For the first time in its 11-year history a Merseyside arts festival has attracted more than 1,600 visitors.
The 12th Annual Prescot Festival of Music & the Arts showcased big bands, orchestras, choirs and acoustic singers to draw in the crowds between 17 and 26 June.
Among this year’s highlights was a moving performance of Mozart’s Requiem, held to remember Prescot’s War dead in the 100th year since the town erected its War Memorial—among the first of its kind in the country.
The 10-day programme also included a screening of the 1977 BBC film Our Day Out, by special permission of Whiston-born writer Willy Russell, in honour of local character actor Bill Moores, who passed away in 2015. The event was the first to sell out when tickets went on sale in May.
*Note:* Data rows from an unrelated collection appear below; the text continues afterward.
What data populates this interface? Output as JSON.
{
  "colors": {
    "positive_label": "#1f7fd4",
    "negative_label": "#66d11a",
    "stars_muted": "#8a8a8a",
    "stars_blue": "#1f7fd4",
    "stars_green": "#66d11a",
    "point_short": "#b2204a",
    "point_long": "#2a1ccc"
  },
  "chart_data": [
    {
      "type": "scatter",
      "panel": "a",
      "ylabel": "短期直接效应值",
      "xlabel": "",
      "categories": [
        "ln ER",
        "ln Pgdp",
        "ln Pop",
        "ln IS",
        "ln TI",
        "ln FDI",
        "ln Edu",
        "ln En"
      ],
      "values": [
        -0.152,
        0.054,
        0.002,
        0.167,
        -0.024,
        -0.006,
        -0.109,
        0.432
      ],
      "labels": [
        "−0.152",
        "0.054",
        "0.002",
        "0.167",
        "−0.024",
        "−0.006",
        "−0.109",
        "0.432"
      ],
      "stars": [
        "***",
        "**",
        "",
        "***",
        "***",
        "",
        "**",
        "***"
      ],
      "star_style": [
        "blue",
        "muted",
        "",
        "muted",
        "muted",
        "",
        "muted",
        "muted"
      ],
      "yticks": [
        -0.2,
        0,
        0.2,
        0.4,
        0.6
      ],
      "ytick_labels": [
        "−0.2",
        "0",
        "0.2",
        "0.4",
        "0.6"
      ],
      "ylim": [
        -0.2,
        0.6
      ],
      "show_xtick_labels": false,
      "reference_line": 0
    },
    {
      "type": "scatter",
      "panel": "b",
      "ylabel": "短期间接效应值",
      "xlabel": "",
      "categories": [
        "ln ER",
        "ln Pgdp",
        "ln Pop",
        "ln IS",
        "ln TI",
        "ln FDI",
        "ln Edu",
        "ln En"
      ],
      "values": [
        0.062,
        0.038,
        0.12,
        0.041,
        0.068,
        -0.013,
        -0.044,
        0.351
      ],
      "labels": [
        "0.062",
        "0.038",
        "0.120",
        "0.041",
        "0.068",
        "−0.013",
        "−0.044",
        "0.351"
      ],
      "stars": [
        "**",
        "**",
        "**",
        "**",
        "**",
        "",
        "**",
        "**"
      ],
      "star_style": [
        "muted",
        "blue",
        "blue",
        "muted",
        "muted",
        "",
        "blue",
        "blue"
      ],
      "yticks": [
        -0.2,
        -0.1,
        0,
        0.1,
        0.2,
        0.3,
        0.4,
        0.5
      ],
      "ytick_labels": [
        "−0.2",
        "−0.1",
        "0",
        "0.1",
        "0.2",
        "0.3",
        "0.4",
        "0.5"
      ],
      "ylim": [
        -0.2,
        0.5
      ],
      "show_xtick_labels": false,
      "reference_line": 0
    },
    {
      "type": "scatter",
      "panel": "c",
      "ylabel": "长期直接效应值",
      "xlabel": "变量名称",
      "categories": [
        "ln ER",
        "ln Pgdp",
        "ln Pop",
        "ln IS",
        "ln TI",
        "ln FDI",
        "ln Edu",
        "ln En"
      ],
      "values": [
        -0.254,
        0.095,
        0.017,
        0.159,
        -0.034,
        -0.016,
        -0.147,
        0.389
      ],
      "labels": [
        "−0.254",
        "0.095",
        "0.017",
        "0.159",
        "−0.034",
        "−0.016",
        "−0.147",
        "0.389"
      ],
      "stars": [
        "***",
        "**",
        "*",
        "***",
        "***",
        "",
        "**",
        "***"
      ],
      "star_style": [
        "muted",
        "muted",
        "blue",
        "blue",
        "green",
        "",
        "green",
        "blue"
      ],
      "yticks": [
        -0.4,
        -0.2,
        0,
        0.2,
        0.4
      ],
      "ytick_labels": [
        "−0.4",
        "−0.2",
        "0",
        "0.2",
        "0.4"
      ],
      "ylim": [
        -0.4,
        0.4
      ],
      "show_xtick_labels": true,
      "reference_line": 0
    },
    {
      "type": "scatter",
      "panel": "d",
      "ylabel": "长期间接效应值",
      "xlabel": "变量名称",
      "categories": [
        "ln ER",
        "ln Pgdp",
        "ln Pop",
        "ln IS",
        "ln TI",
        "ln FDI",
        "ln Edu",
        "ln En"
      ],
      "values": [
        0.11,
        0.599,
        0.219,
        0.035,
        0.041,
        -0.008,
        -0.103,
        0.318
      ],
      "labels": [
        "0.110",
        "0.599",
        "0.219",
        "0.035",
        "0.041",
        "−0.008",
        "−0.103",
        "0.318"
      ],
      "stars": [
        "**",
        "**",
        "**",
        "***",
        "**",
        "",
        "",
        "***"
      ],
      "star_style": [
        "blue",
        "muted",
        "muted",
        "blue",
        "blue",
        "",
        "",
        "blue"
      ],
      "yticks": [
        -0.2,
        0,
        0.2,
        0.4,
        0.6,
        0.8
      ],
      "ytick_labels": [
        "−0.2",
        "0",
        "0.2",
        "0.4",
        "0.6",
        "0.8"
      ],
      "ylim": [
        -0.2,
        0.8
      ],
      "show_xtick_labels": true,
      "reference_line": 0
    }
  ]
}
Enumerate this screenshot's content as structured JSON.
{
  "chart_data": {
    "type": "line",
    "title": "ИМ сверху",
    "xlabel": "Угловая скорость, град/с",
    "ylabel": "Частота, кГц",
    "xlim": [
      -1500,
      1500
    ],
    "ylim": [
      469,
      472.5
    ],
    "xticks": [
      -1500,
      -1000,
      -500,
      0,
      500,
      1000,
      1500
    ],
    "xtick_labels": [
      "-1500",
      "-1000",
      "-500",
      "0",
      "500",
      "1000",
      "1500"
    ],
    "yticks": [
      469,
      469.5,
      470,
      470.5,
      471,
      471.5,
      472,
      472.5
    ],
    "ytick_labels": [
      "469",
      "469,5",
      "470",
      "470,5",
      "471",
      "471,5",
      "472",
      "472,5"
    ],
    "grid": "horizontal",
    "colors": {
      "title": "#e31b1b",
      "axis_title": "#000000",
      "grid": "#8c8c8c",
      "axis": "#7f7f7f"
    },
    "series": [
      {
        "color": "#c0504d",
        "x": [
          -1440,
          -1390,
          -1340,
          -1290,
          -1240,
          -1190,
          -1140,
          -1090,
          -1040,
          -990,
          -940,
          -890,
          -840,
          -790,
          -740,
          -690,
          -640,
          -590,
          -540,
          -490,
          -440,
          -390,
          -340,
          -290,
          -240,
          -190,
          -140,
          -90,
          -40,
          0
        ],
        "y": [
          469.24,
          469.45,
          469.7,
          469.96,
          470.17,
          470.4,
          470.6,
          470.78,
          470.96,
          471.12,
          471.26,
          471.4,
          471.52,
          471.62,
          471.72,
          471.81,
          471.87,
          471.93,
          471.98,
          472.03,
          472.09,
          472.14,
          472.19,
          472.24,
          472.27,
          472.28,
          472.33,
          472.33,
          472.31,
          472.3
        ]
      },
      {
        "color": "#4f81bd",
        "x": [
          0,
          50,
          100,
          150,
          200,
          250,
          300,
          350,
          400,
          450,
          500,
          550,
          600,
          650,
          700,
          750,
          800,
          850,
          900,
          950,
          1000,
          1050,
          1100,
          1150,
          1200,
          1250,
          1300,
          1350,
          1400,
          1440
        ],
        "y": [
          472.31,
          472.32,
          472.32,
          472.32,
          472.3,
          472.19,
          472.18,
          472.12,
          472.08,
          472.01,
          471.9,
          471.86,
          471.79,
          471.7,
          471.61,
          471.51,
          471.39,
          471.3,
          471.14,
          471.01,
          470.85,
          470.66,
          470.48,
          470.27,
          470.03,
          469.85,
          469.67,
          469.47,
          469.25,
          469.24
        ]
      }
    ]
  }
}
It was down to the South Liverpool Orchestra and trumpeter Hannah Mackenzie to draw the proceedings to a close on Sunday, with a Regal Festival Finale paying tribute to William Shakespeare and Her Majesty Queen Elizabeth II.
“We’ve consistently seen more than 1,400 annually for the last few years,” said Artistic Director Dr Robert Howard, “and it gives us great delight knowing that the number of people we’re attracting to our historic Lancashire town continues to grow.”
The committee have already pencilled in Friday 16 to Sunday 25 June 2017 for the 13th annual festival.